Eye-tracking technology is frequently applied in designing the best visual layout of instruments and controls for machine operators. Most car and aircraft manufacturers use the technology to monitor the attention of test drivers and pilots to alternative dashboard and cockpit layouts, and so derive safer designs. Some car manufacturers have integrated eye tracking to detect when a driver does not appear to be concentrating on the road ahead, and to generate appropriate warning.

Market opportunity

Once just a niche technology for assistive technologies and industry ergonomic design, eye tracking may now become a mainstream consumer technology and potentially represents a significant market opportunity. The intense computing demands of computing gaming have driven many developments in computing. Head tracking is supported by a number of games, and there is strong interest in eye tracking in addition to just head position. There are eye tracking attachments for gaming consoles and the technology is being incorporated into some virtual and augmented headsets and glasses. Once a game can dynamically track a player’s gaze, then it can for example enhance the detail of its generated images at the focus of the gaze, swivel the image to the centre of the screen, or activate a control.

A Swiss start-up, Eyeware Tech, has recently announced eye tracking technology which completely dispenses with the need for specialist hardware units. Exploiting the improvement in the capabilities of smartphone devices, including built-in depth-sensing technology, Eyeware has launched a software-only eye-tracking solution using off the shelf iPhones and iPads. By downloading the Eyeware Beam app (currently in beta testing) from the Apple appstore, a user has simply to place their iPhone or iPad beside their gaming screen.
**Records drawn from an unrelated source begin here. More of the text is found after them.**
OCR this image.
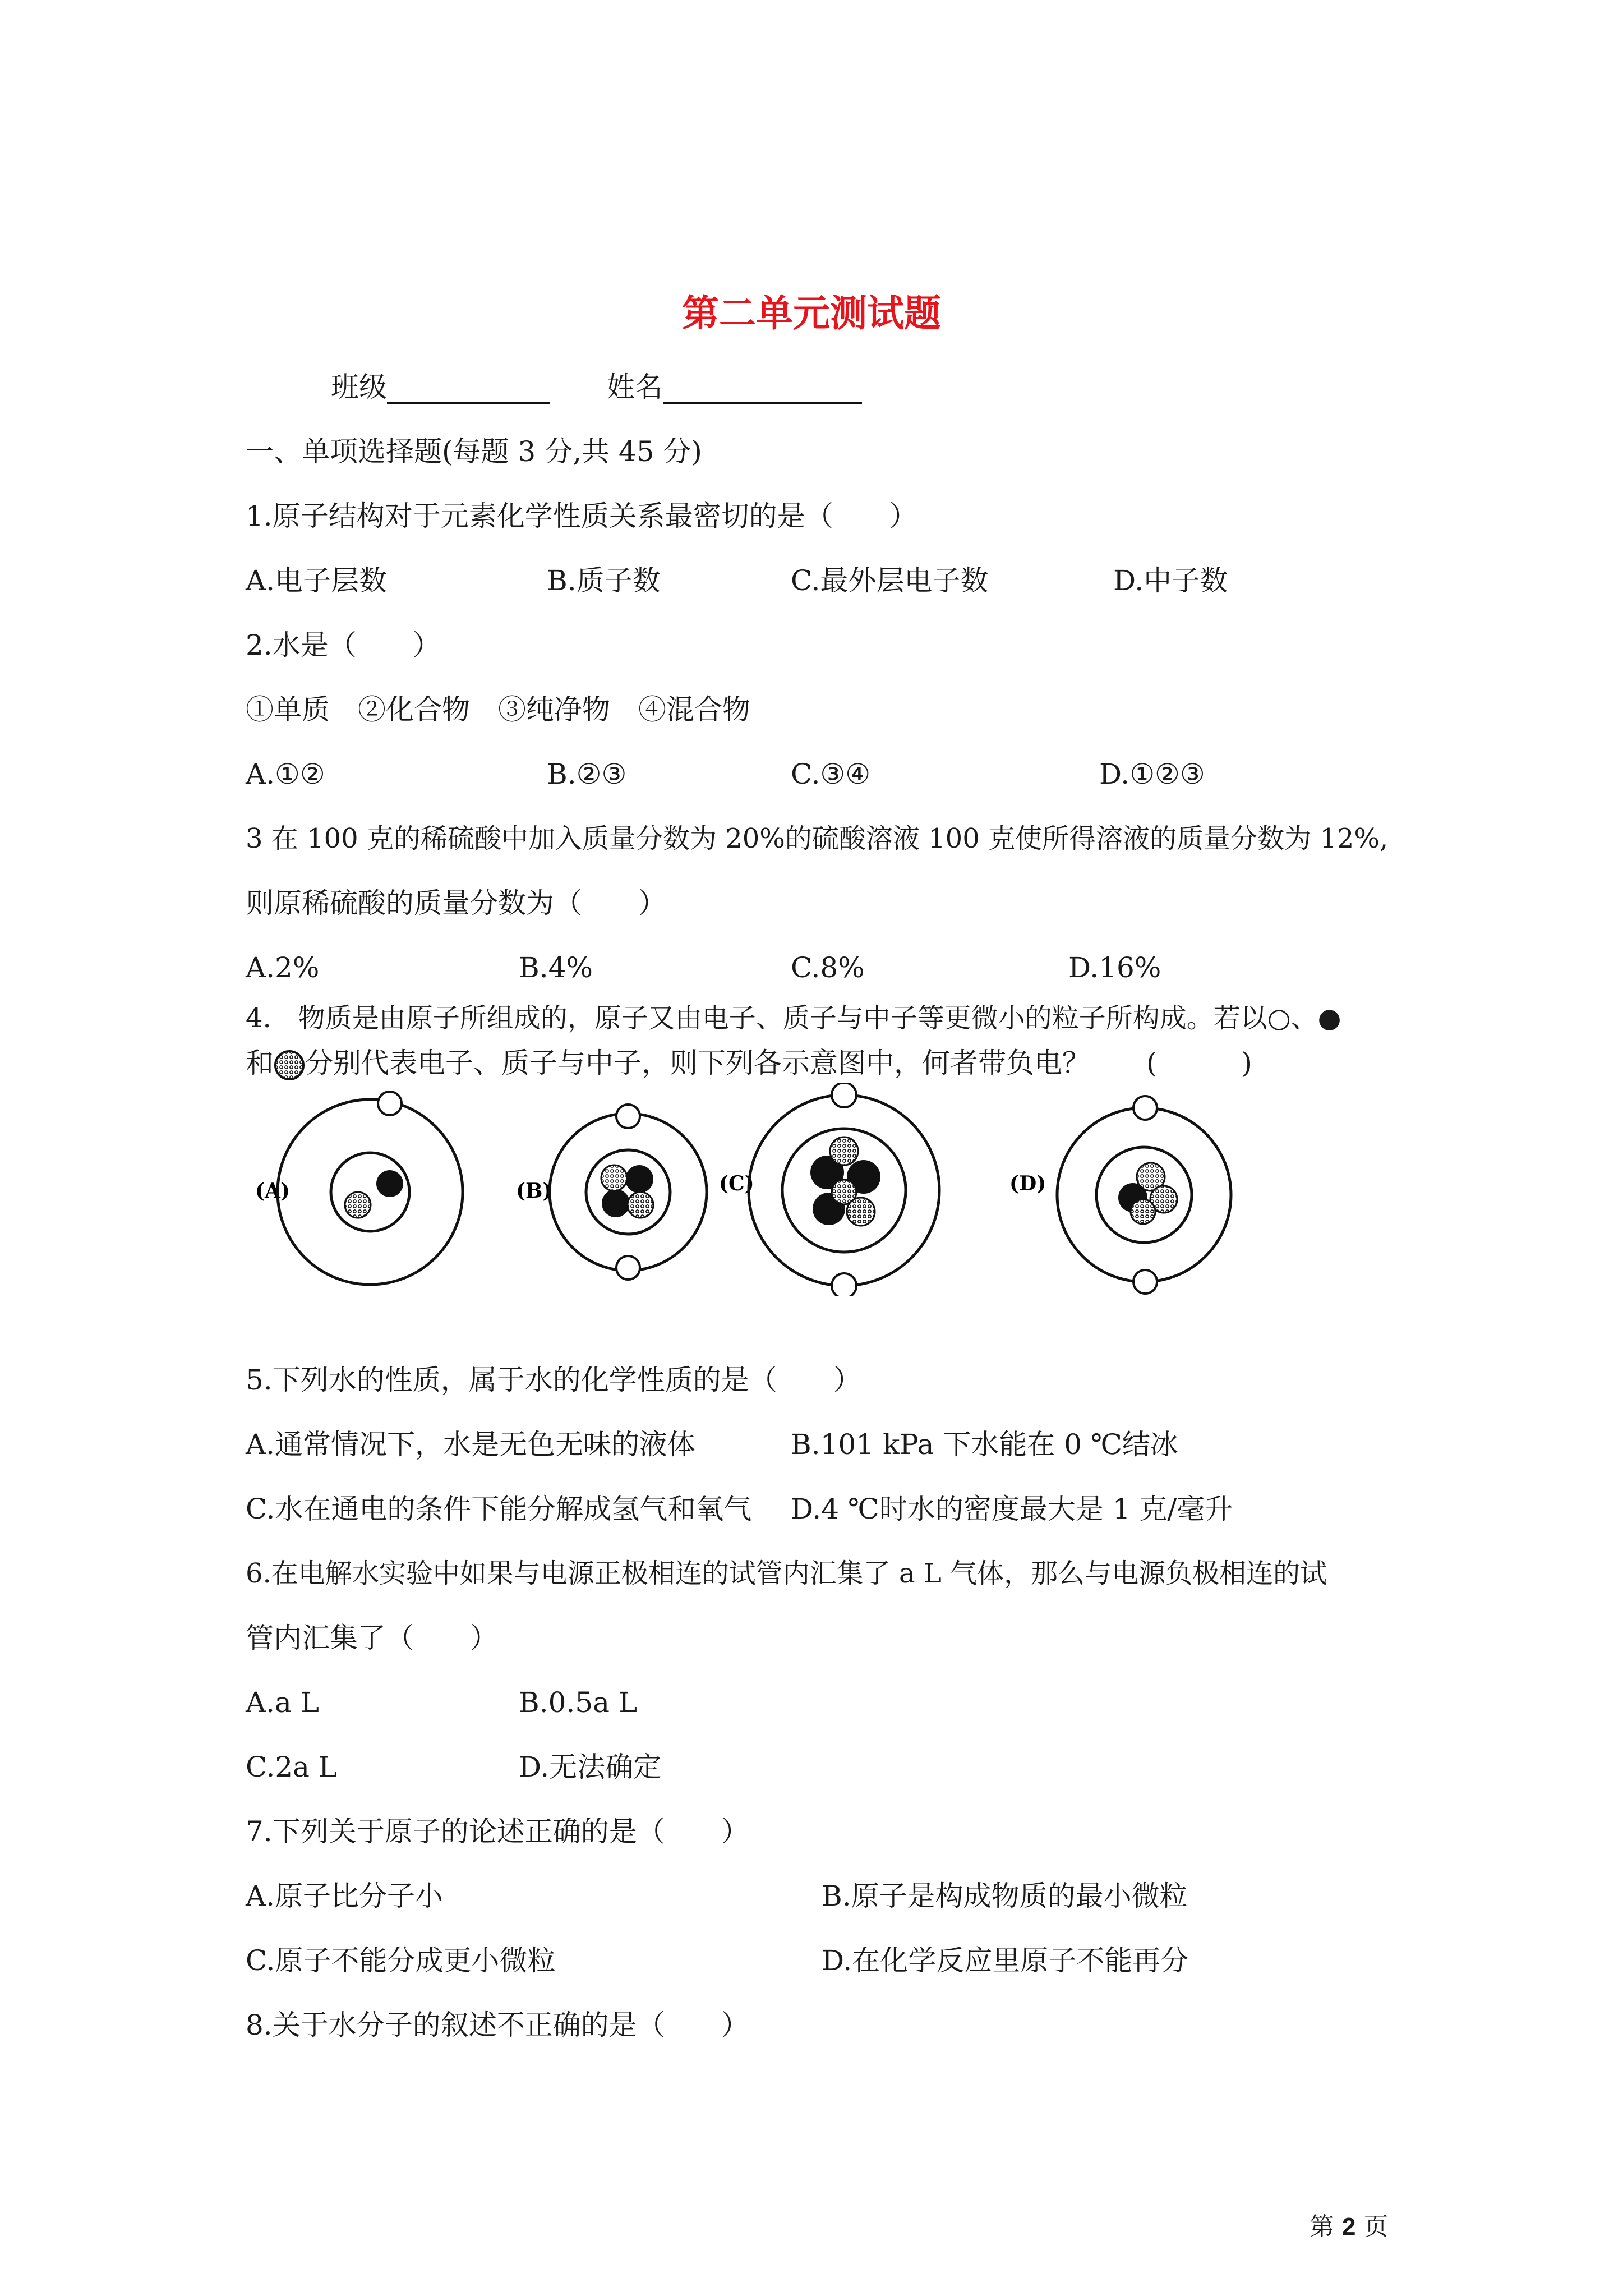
第二单元测试题
班级	姓名
一、单项选择题(每题 3 分,共 45 分)
1.原子结构对于元素化学性质关系最密切的是（　　）
A.电子层数	B.质子数	C.最外层电子数	D.中子数
2.水是（　　）
①单质　②化合物　③纯净物　④混合物
A.①②	B.②③	C.③④	D.①②③
3 在 100 克的稀硫酸中加入质量分数为 20%的硫酸溶液 100 克使所得溶液的质量分数为 12%,
则原稀硫酸的质量分数为（　　）
A.2%	B.4%	C.8%	D.16%
4.　物质是由原子所组成的，原子又由电子、质子与中子等更微小的粒子所构成。若以○、●
和 分别代表电子、质子与中子，则下列各示意图中，何者带负电？　　(　　　)
(A)	(B)	(C)	(D)
5.下列水的性质，属于水的化学性质的是（　　）
A.通常情况下，水是无色无味的液体	B.101 kPa 下水能在 0 ℃结冰
C.水在通电的条件下能分解成氢气和氧气 D.4 ℃时水的密度最大是 1 克/毫升
6.在电解水实验中如果与电源正极相连的试管内汇集了 a L 气体，那么与电源负极相连的试
管内汇集了（　　）
A.a L	B.0.5a L
C.2a L	D.无法确定
7.下列关于原子的论述正确的是（　　）
A.原子比分子小	B.原子是构成物质的最小微粒
C.原子不能分成更小微粒	D.在化学反应里原子不能再分
8.关于水分子的叙述不正确的是（　　）
第 2 页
Eyeware has suggested that their business model will be an in-app purchase within each game of their eye-tracking enhancement. Rather than using cornea reflections in the infrared spectrum, the app instead dynamically and continuously analyses the image of the user’s face to track eye movements and gaze. Using just normal light and standard smart devices, the strategy threatens to disrupt the established eye-tracking suppliers.